Lady Sings the Blues

A Missouri director heads home

Apr 26, 2006 at 4:00 am
After making the rounds at South by Southwest, the Heartland Film Festival and the Tribeca Film Festival, Killer Diller — a blues-infused drama in which a guitar-toting car thief named Wesley (William Lee Scott) and autistic piano prodigy Vernon (Lucas Black) transform a band of halfway-house denizens into a white-hot blues outfit — opens in theaters across the Midwest this weekend.

Director and screenwriter Tricia Brock shot the film in four Missouri towns (Fayette, Columbia, Glasgow and Boonville) over five weeks in 2003. "It was a magical experience," the former Saturday Night Live producer and Twin Peaks scribe says of her feature-film directorial debut. "I was just held up by so much goodwill and enthusiasm on the shoot. Luckily, I had the experience of doing it when I was older, so I appreciated it. Every single day I felt lucky to be there."

Julie Seabaugh: How does it feel returning from LA to Missouri as a hometown hero?

Tricia Brock: Oh, it's been great! I grew up in southern Missouri, moved to Columbia for high school and then went to the University of Missouri. But I was the only person that lived in Fayette during the shoot; everybody else was based in Columbia. They were all going out and being crazy, but it was just too much for me. I couldn't deal with all the distractions, because I was shooting all day and writing all night and on the weekends. I needed to be in a very quiet, very small, very limited-scope-type place in order to do what I had to do.

Have you always wanted to film locally and then you found this story, or did you find Killer Diller first and feel it would be a perfect fit for Missouri?

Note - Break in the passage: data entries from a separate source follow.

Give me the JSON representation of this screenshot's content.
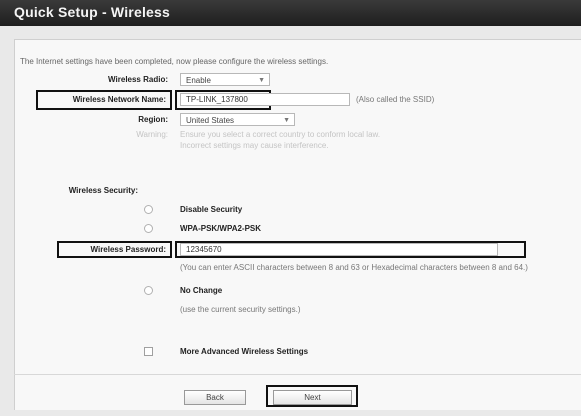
{
  "header": {
    "title": "Quick Setup - Wireless"
  },
  "intro": "The Internet settings have been completed, now please configure the wireless settings.",
  "radio": {
    "label": "Wireless Radio:",
    "value": "Enable"
  },
  "network_name": {
    "label": "Wireless Network Name:",
    "value": "TP-LINK_137800",
    "hint": "(Also called the SSID)"
  },
  "region": {
    "label": "Region:",
    "value": "United States",
    "warning_label": "Warning:",
    "warning_line1": "Ensure you select a correct country to conform local law.",
    "warning_line2": "Incorrect settings may cause interference."
  },
  "security": {
    "label": "Wireless Security:",
    "options": [
      {
        "label": "Disable Security"
      },
      {
        "label": "WPA-PSK/WPA2-PSK"
      }
    ],
    "password_label": "Wireless Password:",
    "password_value": "12345670",
    "password_hint": "(You can enter ASCII characters between 8 and 63 or Hexadecimal characters between 8 and 64.)",
    "no_change_label": "No Change",
    "no_change_hint": "(use the current security settings.)"
  },
  "advanced": {
    "label": "More Advanced Wireless Settings"
  },
  "buttons": {
    "back": "Back",
    "next": "Next"
  }
}
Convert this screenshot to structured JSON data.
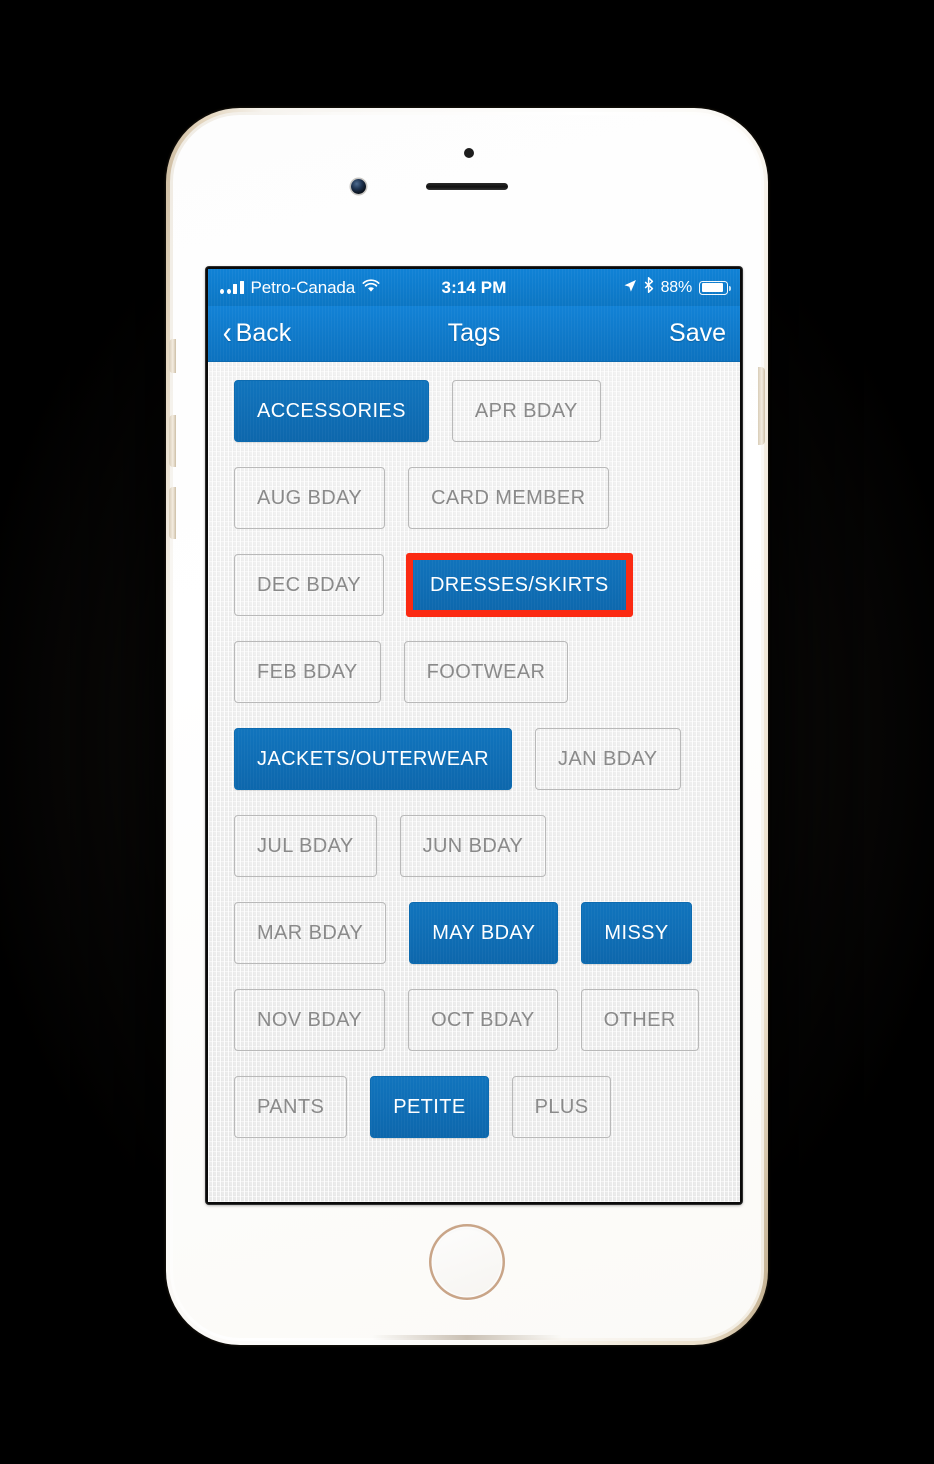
{
  "status_bar": {
    "carrier": "Petro-Canada",
    "time": "3:14 PM",
    "battery_percent": "88%",
    "signal_icon": "signal-bars-icon",
    "wifi_icon": "wifi-icon",
    "location_icon": "location-arrow-icon",
    "bluetooth_icon": "bluetooth-icon",
    "battery_icon": "battery-icon"
  },
  "nav_bar": {
    "back_label": "Back",
    "back_chevron": "‹",
    "title": "Tags",
    "save_label": "Save"
  },
  "colors": {
    "accent_blue": "#0f6db4",
    "nav_blue": "#0f79c9",
    "highlight_red": "#fb2a12",
    "screen_bg": "#efefef",
    "tag_border_off": "#b9b9b9",
    "tag_text_off": "#8a8a8a"
  },
  "tags": [
    {
      "label": "ACCESSORIES",
      "selected": true
    },
    {
      "label": "APR BDAY",
      "selected": false
    },
    {
      "label": "AUG BDAY",
      "selected": false
    },
    {
      "label": "CARD MEMBER",
      "selected": false
    },
    {
      "label": "DEC BDAY",
      "selected": false
    },
    {
      "label": "DRESSES/SKIRTS",
      "selected": true
    },
    {
      "label": "FEB BDAY",
      "selected": false
    },
    {
      "label": "FOOTWEAR",
      "selected": false
    },
    {
      "label": "JACKETS/OUTERWEAR",
      "selected": true
    },
    {
      "label": "JAN BDAY",
      "selected": false
    },
    {
      "label": "JUL BDAY",
      "selected": false
    },
    {
      "label": "JUN BDAY",
      "selected": false
    },
    {
      "label": "MAR BDAY",
      "selected": false
    },
    {
      "label": "MAY BDAY",
      "selected": true
    },
    {
      "label": "MISSY",
      "selected": true
    },
    {
      "label": "NOV BDAY",
      "selected": false
    },
    {
      "label": "OCT BDAY",
      "selected": false
    },
    {
      "label": "OTHER",
      "selected": false
    },
    {
      "label": "PANTS",
      "selected": false
    },
    {
      "label": "PETITE",
      "selected": true
    },
    {
      "label": "PLUS",
      "selected": false
    }
  ],
  "annotation": {
    "type": "highlight-rectangle",
    "target_tag": "DRESSES/SKIRTS"
  }
}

It was just material that I loved, and I thought I could write it. I was going to shoot in North Carolina, because I wanted to do justice to the book and wanted the author [Clyde Edgerton] to trust me and think I was treating his material with due respect. Then my mother read the book, and she said, "Well, I don't know why you don't just shoot it right here in Fayette." I was sitting in LA and I thought, "You are on crack!" But I called the Missouri Film Commission, they sent me pictures, and there it was. There was the town. And everybody who subsequently saw it — even Clyde — said, "It's perfect." It's one of the great thrills of my life that he's so happy with the film. He spent a week with us in Fayette, and he actually played one of the board members onstage at the end. He loved it. He gave me a big hug and said, "Now I can die a happy man."

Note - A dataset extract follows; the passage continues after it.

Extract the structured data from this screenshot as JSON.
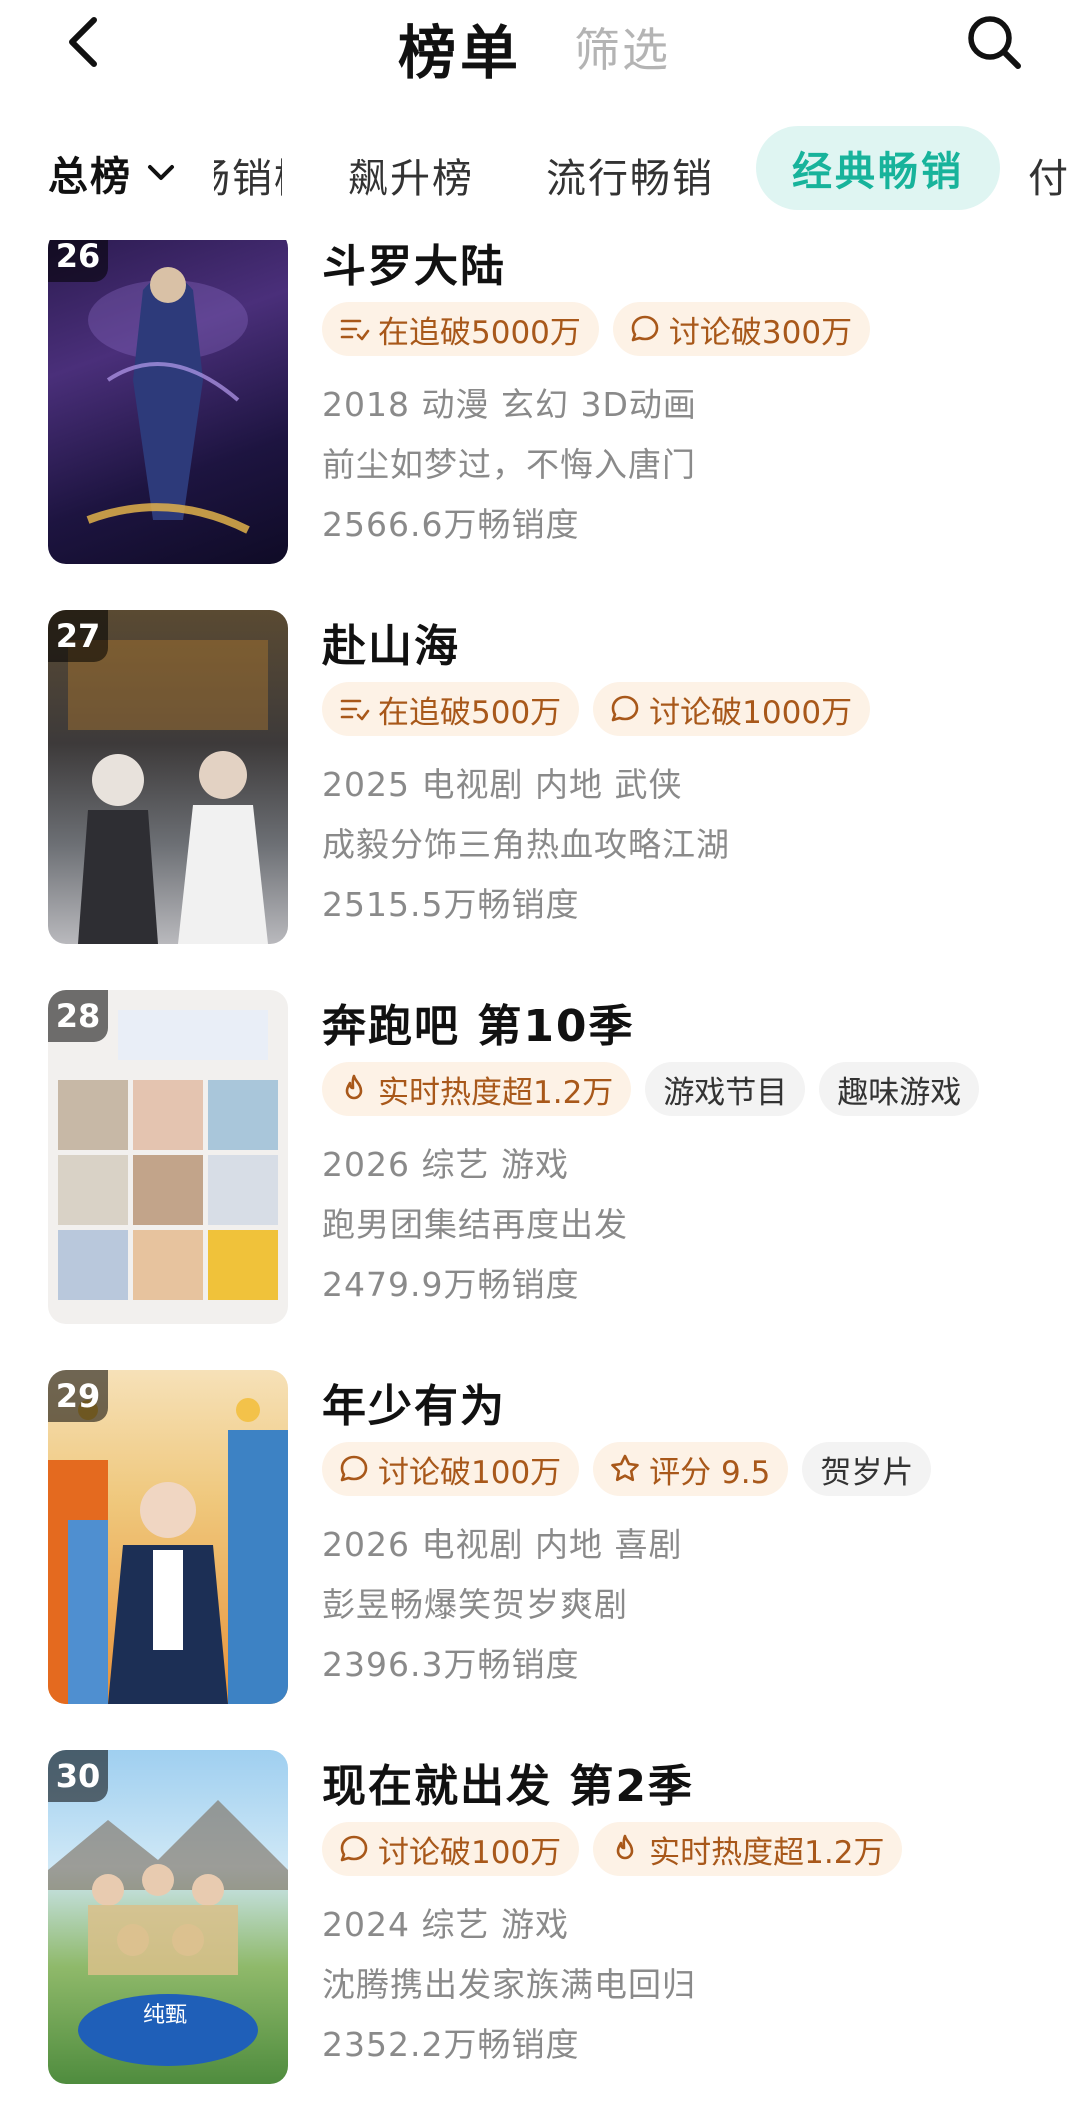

You co-wrote your first script with Mary Kay Place in the late '80s; she and Fred Willard appear in the film in serious roles instead of the comedic ones that moviegoers have come to expect from them.

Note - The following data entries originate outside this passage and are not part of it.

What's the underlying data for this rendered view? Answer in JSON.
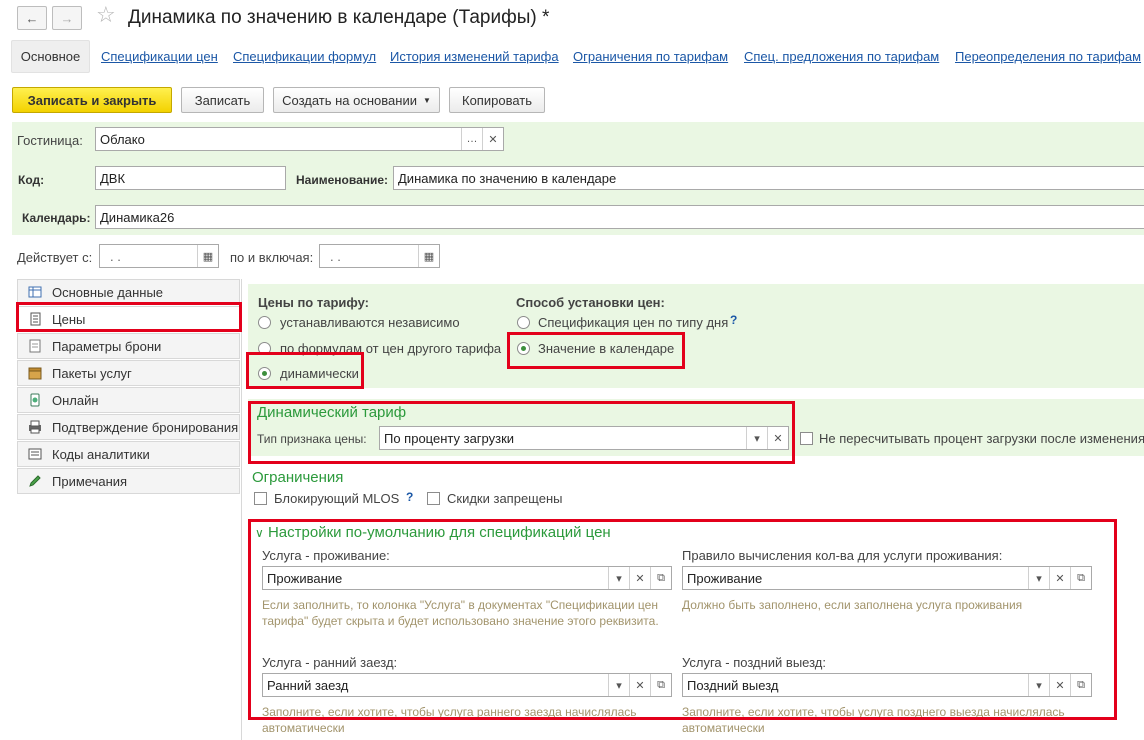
{
  "window": {
    "title": "Динамика по значению в календаре (Тарифы) *"
  },
  "tabs": [
    "Основное",
    "Спецификации цен",
    "Спецификации формул",
    "История изменений тарифа",
    "Ограничения по тарифам",
    "Спец. предложения по тарифам",
    "Переопределения по тарифам"
  ],
  "toolbar": {
    "save_close": "Записать и закрыть",
    "save": "Записать",
    "create_based": "Создать на основании",
    "copy": "Копировать"
  },
  "form": {
    "hotel_label": "Гостиница:",
    "hotel_value": "Облако",
    "code_label": "Код:",
    "code_value": "ДВК",
    "name_label": "Наименование:",
    "name_value": "Динамика по значению в календаре",
    "calendar_label": "Календарь:",
    "calendar_value": "Динамика26",
    "valid_from_label": "Действует с:",
    "valid_from_value": " .  . ",
    "valid_to_label": "по и включая:",
    "valid_to_value": " .  . "
  },
  "sidebar": [
    {
      "label": "Основные данные",
      "icon": "table-icon"
    },
    {
      "label": "Цены",
      "icon": "price-list-icon"
    },
    {
      "label": "Параметры брони",
      "icon": "document-icon"
    },
    {
      "label": "Пакеты услуг",
      "icon": "package-icon"
    },
    {
      "label": "Онлайн",
      "icon": "online-icon"
    },
    {
      "label": "Подтверждение бронирования",
      "icon": "printer-icon"
    },
    {
      "label": "Коды аналитики",
      "icon": "codes-icon"
    },
    {
      "label": "Примечания",
      "icon": "pencil-icon"
    }
  ],
  "prices": {
    "header": "Цены по тарифу:",
    "options": [
      "устанавливаются независимо",
      "по формулам от цен другого тарифа",
      "динамически"
    ],
    "selected": 2,
    "method_header": "Способ установки цен:",
    "method_options": [
      "Спецификация цен по типу дня",
      "Значение в календаре"
    ],
    "method_selected": 1,
    "help": "?"
  },
  "dynamic": {
    "title": "Динамический тариф",
    "type_label": "Тип признака цены:",
    "type_value": "По проценту загрузки",
    "no_recalc": "Не пересчитывать процент загрузки после изменения"
  },
  "restrictions": {
    "title": "Ограничения",
    "blocking_mlos": "Блокирующий MLOS",
    "help": "?",
    "no_discounts": "Скидки запрещены"
  },
  "defaults": {
    "title": "Настройки по-умолчанию для спецификаций цен",
    "service_stay_label": "Услуга - проживание:",
    "service_stay_value": "Проживание",
    "service_stay_hint": "Если заполнить, то колонка \"Услуга\" в документах \"Спецификации цен тарифа\" будет скрыта и будет использовано значение этого реквизита.",
    "rule_label": "Правило вычисления кол-ва для услуги проживания:",
    "rule_value": "Проживание",
    "rule_hint": "Должно быть заполнено, если заполнена услуга проживания",
    "early_label": "Услуга - ранний заезд:",
    "early_value": "Ранний заезд",
    "early_hint": "Заполните, если хотите, чтобы услуга раннего заезда начислялась автоматически",
    "late_label": "Услуга - поздний выезд:",
    "late_value": "Поздний выезд",
    "late_hint": "Заполните, если хотите, чтобы услуга позднего выезда начислялась автоматически"
  },
  "colors": {
    "accent_red": "#e3001b",
    "section_green": "#2c9a3c",
    "panel_green": "#eaf7e3",
    "link_blue": "#1b57a6"
  }
}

Fred is funny in Killer Diller, but he's not doing a spoof. He's not doing satire like he does in Best in Show. To me his comedy in Killer Diller comes from him being earnest, so efficient. Like the way he wants them to sing their hymns, or when he comes out in the sweatpants. Fred wanted to know how I saw this character, and the only thing I said to him was, "Fred, this is a real person, and that's all there is to say about him." He was terrific.

The movie seems to agree with the truism that music soothes the savage beast.

The movie sees music as transforming. It really lifts these kids out of their quagmire and gives them a shot. It gives them their chance in the world.

Are you personally a fan of the blues?

I'm a huge blues fan, and I don't exactly know why. My parents listened to Mitch Miller, and I just connected with it. The music in the film makes a transformation, just like the characters. It starts out very stiff, and the characters are very stiff and uncomfortable. But it blooms from that into gospel, and they really start to rock. It mirrors the way the blues was born. It came out of gospel, from something very stiff, into something more rocking. It moves. It lets loose. And it's the same with the characters. They're soaring once they play the blues.

How did Keb' Mo' , who provided original music, and Taj Mahal come on board?

I must have been living right! [Laughs] I called Kevin [Moore, a.k.a. Keb' Mo']'s manager and basically begged. I said, "I'm doing this movie about the blues, and if someone like him doesn't help me, I'm probably going to screw it up." Then we met, and we became very good friends. Once when I was having lunch with him, I said, "OK, if I did get to make the movie...." And he says, "Tricia, when. When you make the movie." And for Taj Mahal to come out — to get Taj Mahal to fly from San Francisco out to Fayette, to Columbia? He was fabulous! The day that Taj came, when we pulled him in this little auditorium, the mood was incredible. It was the greatest day of filmmaking ever.